What is the best way to automatically select features for anomaly detection?
I normally treat Anomaly Detection as an algorithm where the features are selected by human experts: what matters is the output range (as in "abnormal input – abnormal output") so even with many features you can come up with a much smaller subset by combining the features.
However, assuming that in general case a feature list can be huge, perhaps an automated learning is sometimes preferable. As far as I can see, there are some attempts:
- "Automated feature selection for Anomaly Detection" (pdf) which generalizes Support Vector Data Description
- "A Fast Host-Based Intrusion Detection System Using Rough Set Theory" (no pdf available?) which, I guess, uses Rough Set Theory
- "Learning Rules for Anomaly Detection of Hostile Network Traffic" (pdf, video) which uses statistical approach
So now I wonder if anyone can tell – assuming anomaly detection and a really big (hundreds?) feature set:
- Do those huge feature sets make sense at all? Shouldn't we just reduce the feature set upto, say, a few dozens and that's it?
- If huge feature sets do make sense, which one of the approaches above would give better predictions, and why? Is there anything not listed which is much better?

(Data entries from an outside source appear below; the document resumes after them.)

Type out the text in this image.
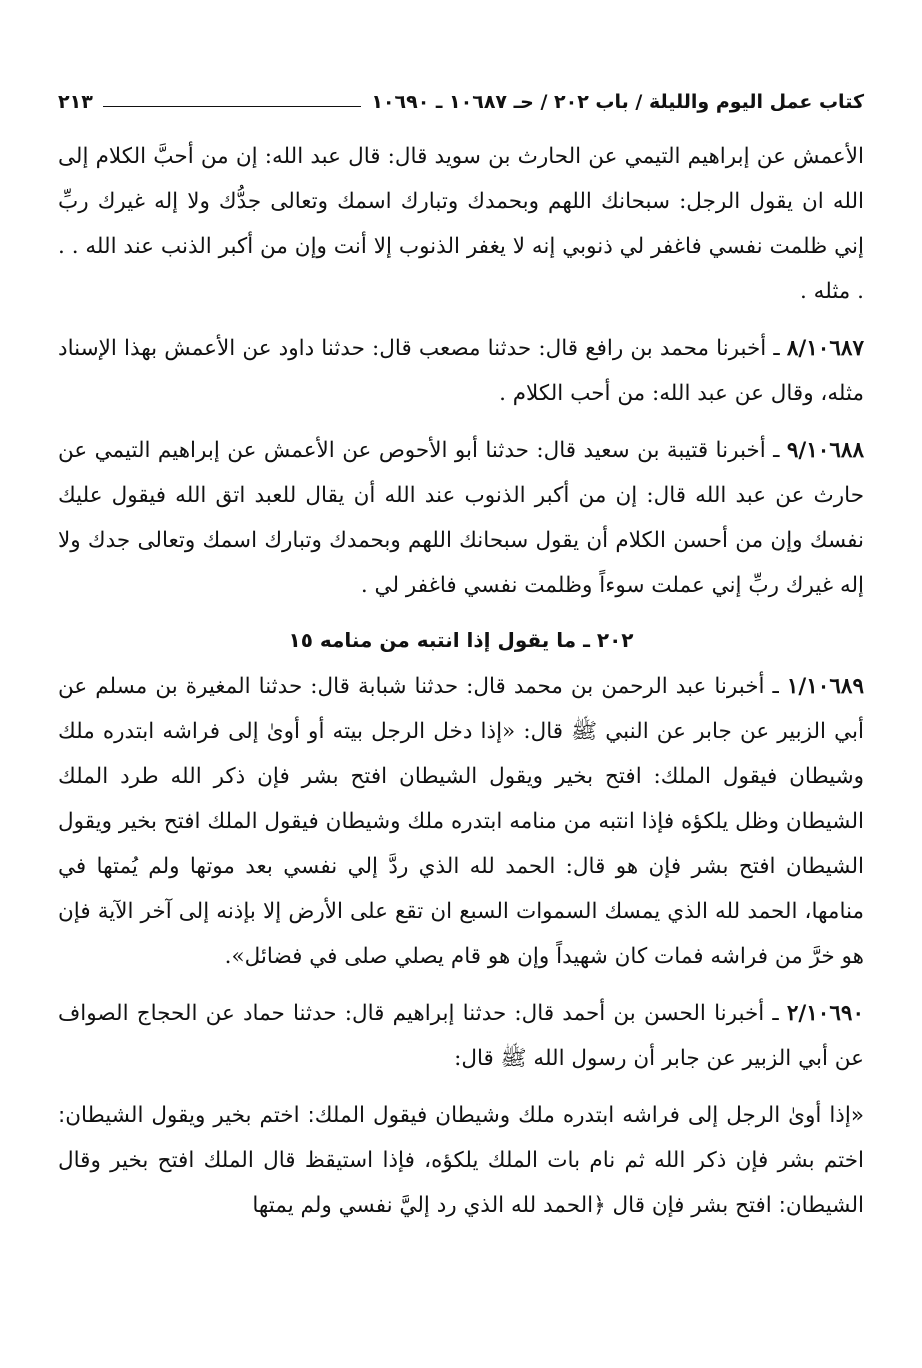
كتاب عمل اليوم والليلة / باب ٢٠٢ / حـ ١٠٦٨٧ ـ ١٠٦٩٠
٢١٣

الأعمش عن إبراهيم التيمي عن الحارث بن سويد قال: قال عبد الله: إن من أحبَّ الكلام إلى الله ان يقول الرجل: سبحانك اللهم وبحمدك وتبارك اسمك وتعالى جدُّك ولا إله غيرك ربِّ إني ظلمت نفسي فاغفر لي ذنوبي إنه لا يغفر الذنوب إلا أنت وإن من أكبر الذنب عند الله . . . مثله .

٨/١٠٦٨٧ ـ أخبرنا محمد بن رافع قال: حدثنا مصعب قال: حدثنا داود عن الأعمش بهذا الإسناد مثله، وقال عن عبد الله: من أحب الكلام .

٩/١٠٦٨٨ ـ أخبرنا قتيبة بن سعيد قال: حدثنا أبو الأحوص عن الأعمش عن إبراهيم التيمي عن حارث عن عبد الله قال: إن من أكبر الذنوب عند الله أن يقال للعبد اتق الله فيقول عليك نفسك وإن من أحسن الكلام أن يقول سبحانك اللهم وبحمدك وتبارك اسمك وتعالى جدك ولا إله غيرك ربِّ إني عملت سوءاً وظلمت نفسي فاغفر لي .

٢٠٢ ـ ما يقول إذا انتبه من منامه ١٥

١/١٠٦٨٩ ـ أخبرنا عبد الرحمن بن محمد قال: حدثنا شبابة قال: حدثنا المغيرة بن مسلم عن أبي الزبير عن جابر عن النبي ﷺ قال: «إذا دخل الرجل بيته أو أوىٰ إلى فراشه ابتدره ملك وشيطان فيقول الملك: افتح بخير ويقول الشيطان افتح بشر فإن ذكر الله طرد الملك الشيطان وظل يلكؤه فإذا انتبه من منامه ابتدره ملك وشيطان فيقول الملك افتح بخير ويقول الشيطان افتح بشر فإن هو قال: الحمد لله الذي ردَّ إلي نفسي بعد موتها ولم يُمتها في منامها، الحمد لله الذي يمسك السموات السبع ان تقع على الأرض إلا بإذنه إلى آخر الآية فإن هو خرَّ من فراشه فمات كان شهيداً وإن هو قام يصلي صلى في فضائل».

٢/١٠٦٩٠ ـ أخبرنا الحسن بن أحمد قال: حدثنا إبراهيم قال: حدثنا حماد عن الحجاج الصواف عن أبي الزبير عن جابر أن رسول الله ﷺ قال:

«إذا أوىٰ الرجل إلى فراشه ابتدره ملك وشيطان فيقول الملك: اختم بخير ويقول الشيطان: اختم بشر فإن ذكر الله ثم نام بات الملك يلكؤه، فإذا استيقظ قال الملك افتح بخير وقال الشيطان: افتح بشر فإن قال ﴿الحمد لله الذي رد إليَّ نفسي ولم يمتها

- Why should they give better results comparing to, say, dimensionality reduction or feature construction via clustering/ranking/etc?
Best Answer
One practical approach (in case of supervised learning at least) is to include all possibly relevant features and use a (generalized) linear model (logistic regression, linear svm etc.) with regularization (L1 and/or L2). There are open source tools (e.g. Vowpal Wabbit) that can deal with trillions of example/feature combinations for these types of models so scalability is not an issue (besides, one can always use sub-sampling). The regularization helps to deal with feature selection.